What is the best way to sanitize this and make it more safe ?

EDIT : (as requested) I'm trying to create a plugin that work to hide a particular category (named private) and all of its post for every non-logged guest. i have hook into 'pre_get_posts' and 'posts_selection' able to control how to show particular posts and category for admin, the member who wrote them, other member, and guest.

The category must be non exist. so it can not be shown on cat archive page in front end.

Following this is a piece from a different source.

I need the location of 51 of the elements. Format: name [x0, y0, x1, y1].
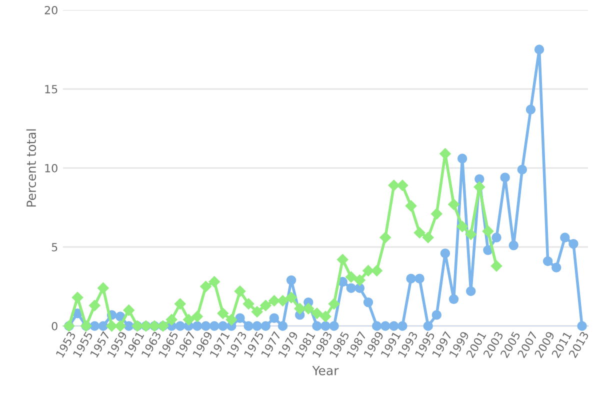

I know it's not relatedto the question cause what iask just how to sanitize name / title of a post. nothing more.

2
phpwordpresssecurity
So you want to make sure that an identifier isn't tampered with. Is the column name $wpdb->posts.post_title the only "issue" or can $wpdb->posts be a problem, too? - VolkerK
VolkerK: I read the question to mean that '5-desain-web-colourful' (i.e. value of post_title field) was taken from $_GET. Can you please clarify, justjoe? - Anonymoose
@all : sorry, this is wordpress query. i will edit those sql first - justjoe
Now, in this version of the query, you don't have to sanitize anything. It's a static query with no variable parts. You might want to explain what you're trying to achieve. And now it becomes more and more likely the question is a duplicate. - VolkerK
I'm not bored but (no offence) maybe a bit annoyed... because there is something to the question. It could be a good question but right now imho it's a mess. It started as a mysql question (having only identifiers as variables), you got the generic mysql_escape_lalala answers (potentially wrong at this point), turns out you really want variable sql parameters, ok real_escape_string might be it. Suddenly it becomes a wordpress question (-> real_escape_string not good), WP_QUERY gets involved. Now it's wpdb (probably both, WP_QUERY and wpdb) ....c'mon, it's a bit all over the place. - VolkerK

2 Answers

3
votes

Use mysql_real_escape_string, assuming you use MySQL.

3
votes

While this doesn't directly answer your question, the better approach is to use bind parameters. This protects you from all attack vectors of this category.

http://php.net/manual/en/pdo.prepared-statements.php

http://www.php.net/manual/en/pdostatement.bindparam.php

For your example:

$sth = $dbh->prepare("select id from $wpdb->posts where $wpdb->posts.post_title = ?");
$sth->bindParam(1, $str);
$sth->execute();

CAUTION: This assumes that $wpdb is safe!